Adriano foi morto em fevereiro deste ano, na Bahia, em uma operação policial, depois de mais de um ano foragido, A polícia investiga as circunstâncias da morte e a família dele afirma que temia que ele pudesse ser alvo de uma “queima de arquivo”.

Repasses bancários

As investigações dizem ainda que Queiroz foi abastecido por repasses de contas bancárias controladas pelo miliciano Adriano da Nóbrega. A estimativa do MP-RJ é que o ex-assessor de Flávio tenha recebido do miliciano mais de R$ 400 mil ao longo dos 11 anos sob investigação (2007 a 2018).

Os promotores revelam ainda indícios de que Queiroz teria influência sobre milicianos que atuam em Rio das Pedras, grupo comandado por Adriano segundo outras investigações.

A suspeita vem de mensagem recebida por Márcia (esposa de Queiroz) em que um homem não identificado que pede a intervenção de Queiroz para solucionar desentendimento com um comerciante do bairro.

O áudio, encaminhado para  Queiroz, indica que o homem foi cobrado por integrantes da milícia por ter sido acusado de agressão pelo comerciante.

“Eles foram lá na Tijuquinha, né, os ‘caras que comanda aqui’ e foi falar que eu bati nele, isso e aquilo. Uma coisa que não aconteceu. Os ‘meninos’ me chamaram. Entendeu? Só que eu conheço eles, né. Conheço os ‘meninos’ tudo. Aí, poxa. Aí eu queria que se desse para ele [Queiroz] ligar, se conhecer alguém daqui, Tijuquinha, Rio das Pedras, os ‘meninos’ que cuida daqui”, disse o homem.

Queiroz responde à mulher pedindo para avisar ao interlocutor que ele não poderá ligar para ninguém.

“Isso aí vai, uma ligação dessa acontece de eu estar grampeado, vai querer me envolver em algum coisa aí porque o pessoal daí vai estar tudo grampeado. Isso aí a gente, eu posso ir quando estiver aí pessoalmente...”, disse Queiroz.

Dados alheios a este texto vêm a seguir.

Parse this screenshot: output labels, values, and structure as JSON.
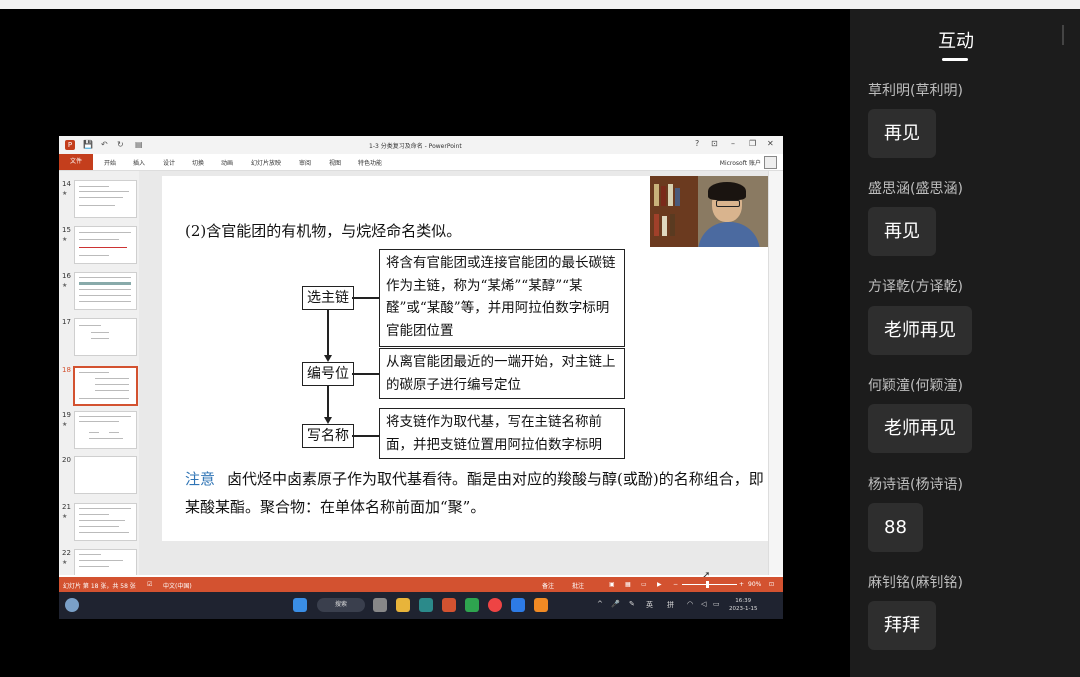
{
  "ppt": {
    "doc_title": "1-3 分类复习及命名 - PowerPoint",
    "ribbon_tabs": [
      "文件",
      "开始",
      "插入",
      "设计",
      "切换",
      "动画",
      "幻灯片放映",
      "审阅",
      "视图",
      "特色功能"
    ],
    "account": "Microsoft 账户",
    "window_controls": [
      "?",
      "⊡",
      "–",
      "❐",
      "✕"
    ],
    "thumb_numbers": [
      "14",
      "15",
      "16",
      "17",
      "18",
      "19",
      "20",
      "21",
      "22"
    ],
    "active_slide": "18",
    "status": {
      "slide_info": "幻灯片 第 18 张，共 58 张",
      "language": "中文(中国)",
      "notes": "备注",
      "comments": "批注",
      "zoom": "90%"
    }
  },
  "slide": {
    "heading": "(2)含官能团的有机物，与烷烃命名类似。",
    "steps": [
      {
        "label": "选主链",
        "desc": "将含有官能团或连接官能团的最长碳链作为主链，称为“某烯”“某醇”“某醛”或“某酸”等，并用阿拉伯数字标明官能团位置"
      },
      {
        "label": "编号位",
        "desc": "从离官能团最近的一端开始，对主链上的碳原子进行编号定位"
      },
      {
        "label": "写名称",
        "desc": "将支链作为取代基，写在主链名称前面，并把支链位置用阿拉伯数字标明"
      }
    ],
    "note_keyword": "注意",
    "note_text": "卤代烃中卤素原子作为取代基看待。酯是由对应的羧酸与醇(或酚)的名称组合，即某酸某酯。聚合物：在单体名称前面加“聚”。"
  },
  "taskbar": {
    "search_label": "搜索",
    "ime_lang": "英",
    "ime_mode": "拼",
    "time": "16:39",
    "date": "2023-1-15"
  },
  "chat": {
    "title": "互动",
    "messages": [
      {
        "name": "草利明(草利明)",
        "text": "再见"
      },
      {
        "name": "盛思涵(盛思涵)",
        "text": "再见"
      },
      {
        "name": "方译乾(方译乾)",
        "text": "老师再见"
      },
      {
        "name": "何颖潼(何颖潼)",
        "text": "老师再见"
      },
      {
        "name": "杨诗语(杨诗语)",
        "text": "88"
      },
      {
        "name": "麻钊铭(麻钊铭)",
        "text": "拜拜"
      }
    ]
  },
  "colors": {
    "ppt_accent": "#d35230",
    "note_keyword": "#2f74b5",
    "panel_bg": "#1c1c1c",
    "bubble_bg": "#2e2e2e"
  }
}
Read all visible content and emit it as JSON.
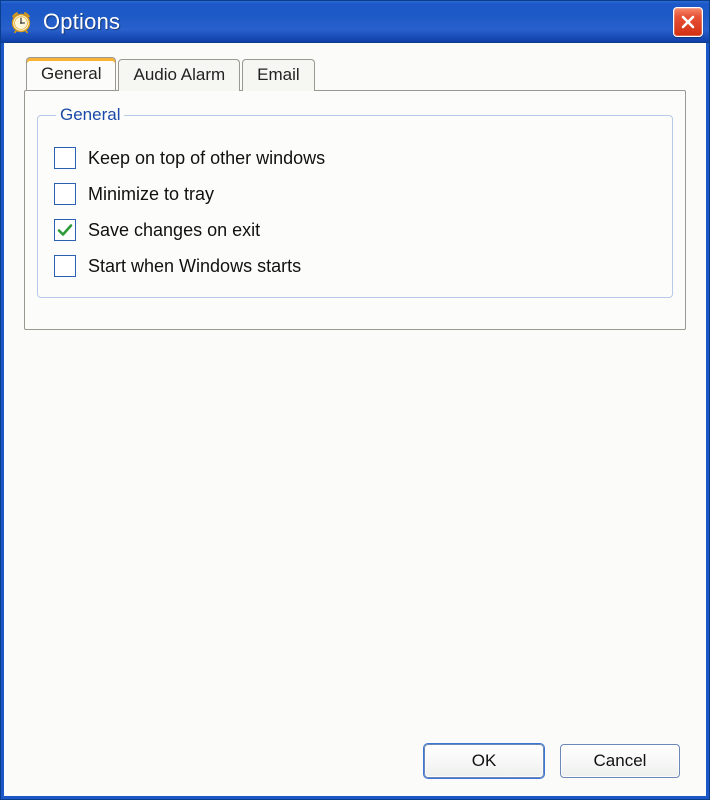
{
  "window": {
    "title": "Options"
  },
  "tabs": [
    {
      "label": "General",
      "active": true
    },
    {
      "label": "Audio Alarm",
      "active": false
    },
    {
      "label": "Email",
      "active": false
    }
  ],
  "group": {
    "legend": "General",
    "options": [
      {
        "label": "Keep on top of other windows",
        "checked": false
      },
      {
        "label": "Minimize to tray",
        "checked": false
      },
      {
        "label": "Save changes on exit",
        "checked": true
      },
      {
        "label": "Start when Windows starts",
        "checked": false
      }
    ]
  },
  "buttons": {
    "ok": "OK",
    "cancel": "Cancel"
  },
  "colors": {
    "titlebar_start": "#2a6ad3",
    "titlebar_end": "#0e3fa8",
    "accent_orange": "#f9b233",
    "check_green": "#2e9b3a"
  }
}
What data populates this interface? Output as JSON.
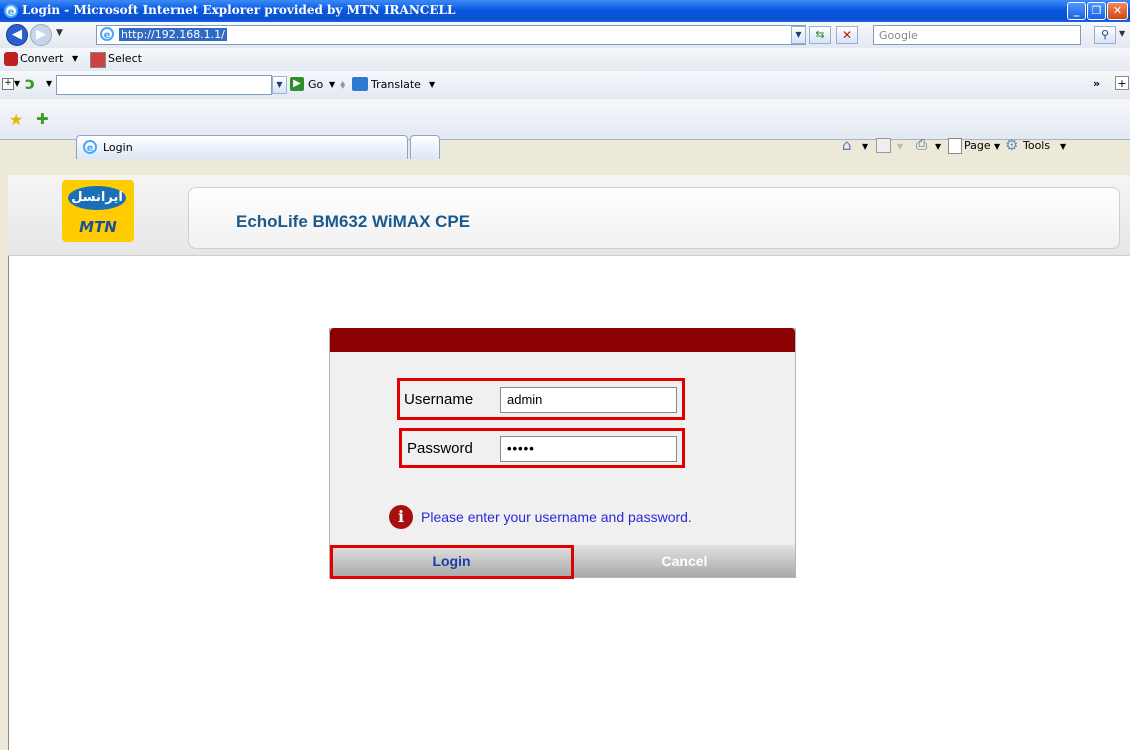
{
  "window": {
    "title": "Login - Microsoft Internet Explorer provided by MTN IRANCELL",
    "minimize_icon": "_",
    "restore_icon": "❐",
    "close_icon": "✕"
  },
  "address_bar": {
    "url": "http://192.168.1.1/",
    "search_placeholder": "Google"
  },
  "toolbar1": {
    "convert_label": "Convert",
    "select_label": "Select"
  },
  "toolbar2": {
    "go_label": "Go",
    "translate_label": "Translate",
    "overflow_label": "»"
  },
  "tabs": {
    "active_label": "Login"
  },
  "command_bar": {
    "page_label": "Page",
    "tools_label": "Tools"
  },
  "header": {
    "logo_text": "ایرانسل",
    "logo_brand": "MTN",
    "device_name": "EchoLife BM632 WiMAX CPE"
  },
  "login": {
    "username_label": "Username",
    "username_value": "admin",
    "password_label": "Password",
    "password_value": "•••••",
    "message": "Please enter your username and password.",
    "login_button": "Login",
    "cancel_button": "Cancel"
  },
  "colors": {
    "login_header": "#8b0000",
    "highlight": "#e00000",
    "message_text": "#2a2ad8",
    "device_title": "#1a5a8e",
    "logo_yellow": "#ffcc00"
  }
}
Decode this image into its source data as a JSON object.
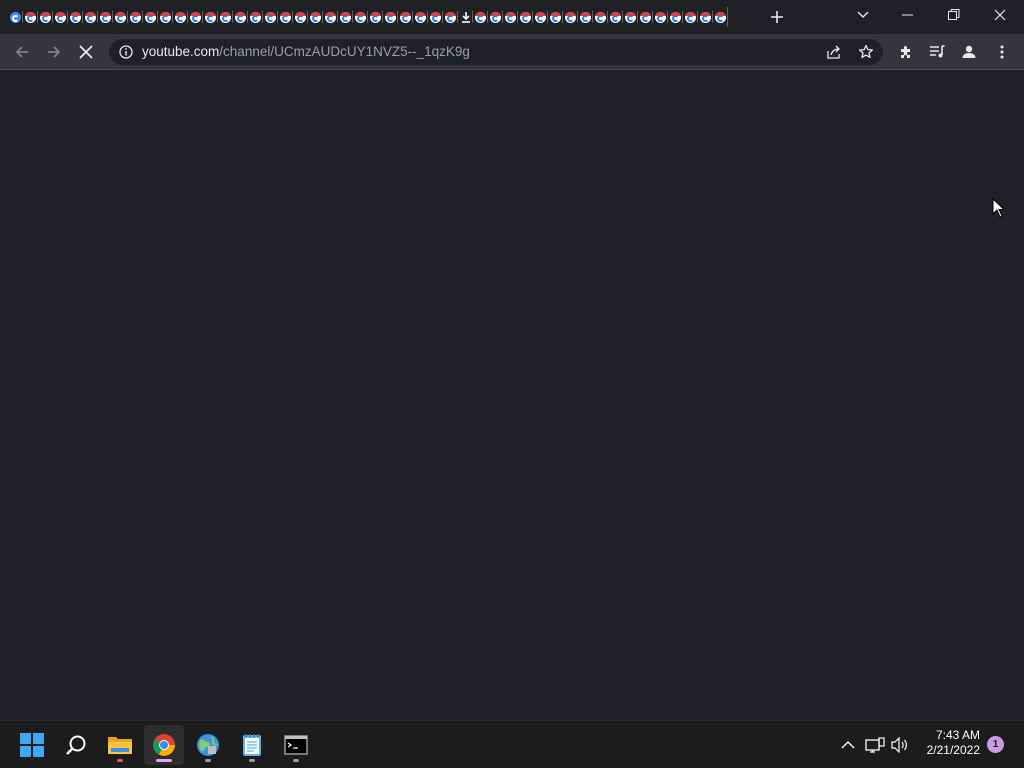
{
  "browser": {
    "tab_count": 48,
    "download_tab_index": 30,
    "address_bar": {
      "url_host": "youtube.com",
      "url_path": "/channel/UCmzAUDcUY1NVZ5--_1qzK9g"
    },
    "loading": true
  },
  "taskbar": {
    "apps": [
      {
        "name": "start-button",
        "icon": "windows-logo"
      },
      {
        "name": "search-button",
        "icon": "search-icon"
      },
      {
        "name": "file-explorer",
        "icon": "folder-icon",
        "running": true
      },
      {
        "name": "chrome",
        "icon": "chrome-icon",
        "active": true
      },
      {
        "name": "network-app",
        "icon": "globe-icon",
        "running": true
      },
      {
        "name": "notepad",
        "icon": "notepad-icon",
        "running": true
      },
      {
        "name": "terminal",
        "icon": "terminal-icon",
        "running": true
      }
    ],
    "clock": {
      "time": "7:43 AM",
      "date": "2/21/2022"
    },
    "notification_count": "1"
  },
  "colors": {
    "page_bg": "#202124",
    "toolbar_bg": "#35363a",
    "taskbar_bg": "#1c1c1c",
    "accent": "#d7a8f0"
  }
}
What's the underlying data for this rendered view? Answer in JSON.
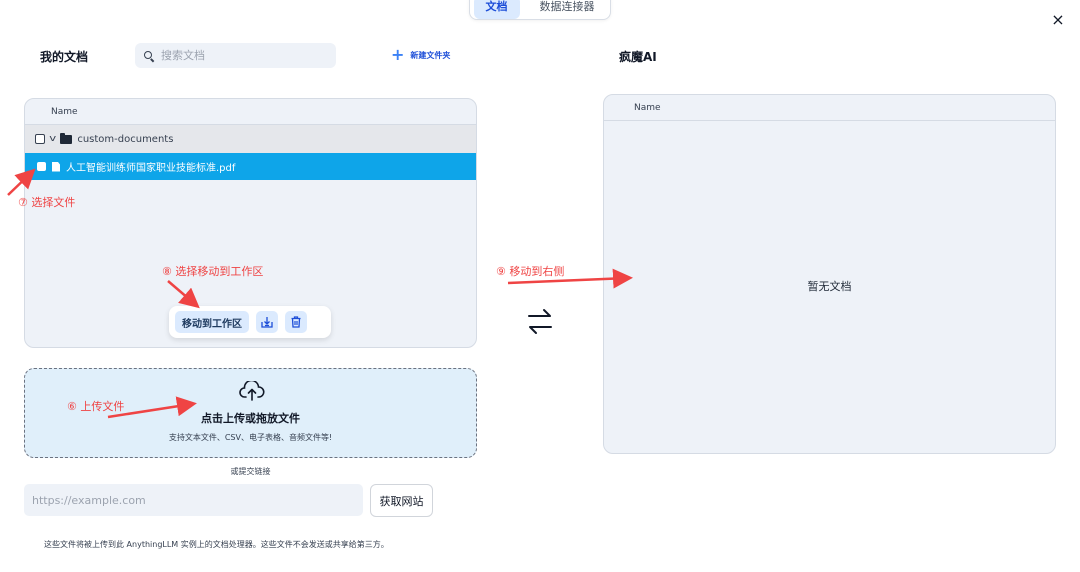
{
  "tabs": [
    {
      "label": "文档",
      "active": true
    },
    {
      "label": "数据连接器",
      "active": false
    }
  ],
  "close_label": "×",
  "left": {
    "title": "我的文档",
    "search_placeholder": "搜索文档",
    "new_folder_label": "新建文件夹",
    "column_name": "Name",
    "folder_name": "custom-documents",
    "file_name": "人工智能训练师国家职业技能标准.pdf",
    "move_to_workspace_label": "移动到工作区"
  },
  "right": {
    "title": "疯魔AI",
    "column_name": "Name",
    "empty_text": "暂无文档"
  },
  "upload": {
    "title": "点击上传或拖放文件",
    "subtitle": "支持文本文件、CSV、电子表格、音频文件等!"
  },
  "link": {
    "or_label": "或提交链接",
    "url_placeholder": "https://example.com",
    "fetch_label": "获取网站"
  },
  "footer_note": "这些文件将被上传到此 AnythingLLM 实例上的文档处理器。这些文件不会发送或共享给第三方。",
  "annotations": {
    "step6": "⑥ 上传文件",
    "step7": "⑦ 选择文件",
    "step8": "⑧ 选择移动到工作区",
    "step9": "⑨ 移动到右侧"
  },
  "colors": {
    "accent": "#0ea5e9",
    "annotation": "#ef4444",
    "panel_bg": "#eef2f8",
    "upload_bg": "#e0effa"
  }
}
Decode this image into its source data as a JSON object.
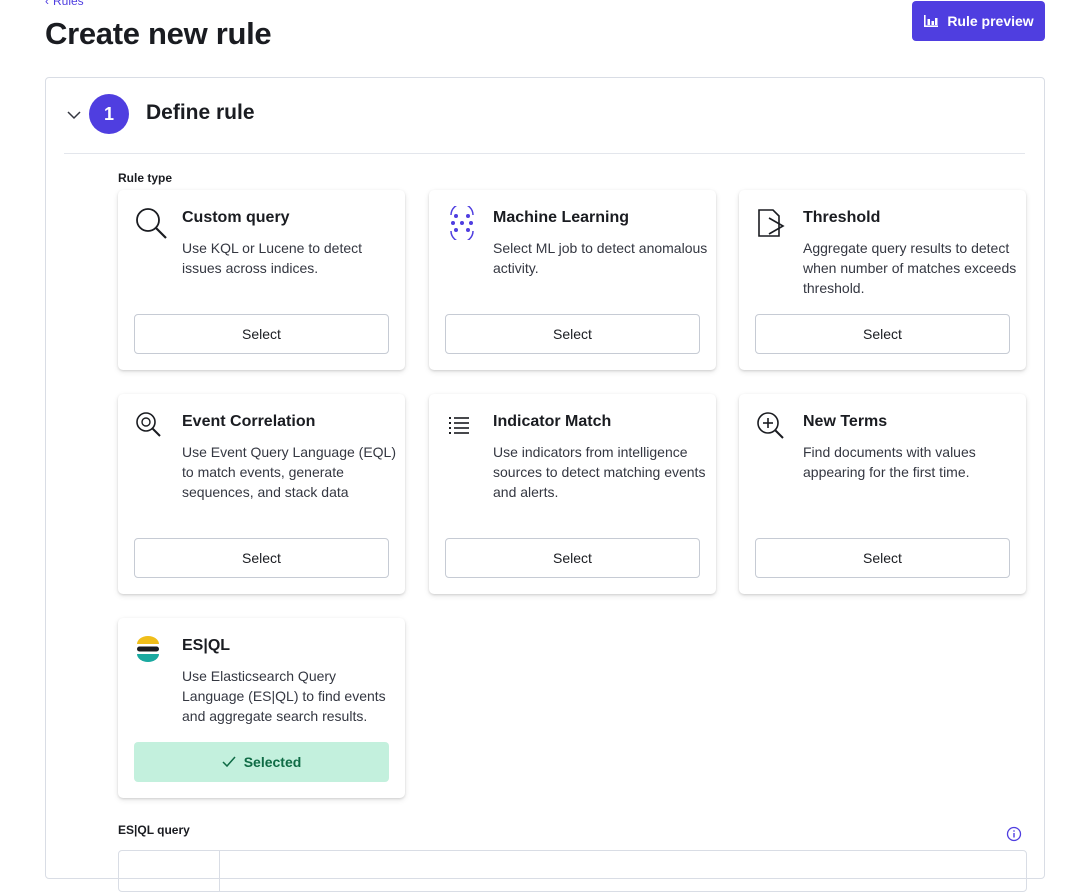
{
  "breadcrumb": {
    "back_label": "Rules"
  },
  "page": {
    "title": "Create new rule"
  },
  "toolbar": {
    "preview_label": "Rule preview"
  },
  "step": {
    "number": "1",
    "title": "Define rule"
  },
  "rule_type": {
    "label": "Rule type",
    "cards": [
      {
        "title": "Custom query",
        "description": "Use KQL or Lucene to detect issues across indices.",
        "button": "Select",
        "icon": "magnifier-icon"
      },
      {
        "title": "Machine Learning",
        "description": "Select ML job to detect anomalous activity.",
        "button": "Select",
        "icon": "ml-icon"
      },
      {
        "title": "Threshold",
        "description": "Aggregate query results to detect when number of matches exceeds threshold.",
        "button": "Select",
        "icon": "threshold-icon"
      },
      {
        "title": "Event Correlation",
        "description": "Use Event Query Language (EQL) to match events, generate sequences, and stack data",
        "button": "Select",
        "icon": "correlation-icon"
      },
      {
        "title": "Indicator Match",
        "description": "Use indicators from intelligence sources to detect matching events and alerts.",
        "button": "Select",
        "icon": "list-icon"
      },
      {
        "title": "New Terms",
        "description": "Find documents with values appearing for the first time.",
        "button": "Select",
        "icon": "zoom-plus-icon"
      },
      {
        "title": "ES|QL",
        "description": "Use Elasticsearch Query Language (ES|QL) to find events and aggregate search results.",
        "button": "Selected",
        "icon": "elastic-logo-icon"
      }
    ]
  },
  "esql_query": {
    "label": "ES|QL query"
  },
  "colors": {
    "accent": "#4f3ee0",
    "selected_bg": "#c3f0dd",
    "selected_text": "#0f6b45"
  }
}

A suposta influência na quadrilha foi um dos fundamentos da prisão de Queiroz. Ele foi preso nesta quinta-feira, 18, sob suspeita de ser o operador financeiro da “rachadinha” no antigo gabinete do senador na Assembleia. Ele é acusado também de atuar na manipulação de provas do esquema, atrapalhando as investigações.

A esposa de Queiroz, Márcia, também foi alvo de mandado de prisão do juiz Flávio Itabaiana, da 27ª Vara Criminal, mas não foi localizada em seu endereço. Ela já é considerada foragida pelo MP-RJ.

O magistrado determinou a perda da função pública de Botto Maia, bem como o comparecimento regular à Justiça e proibição de contato com testemunhas do caso.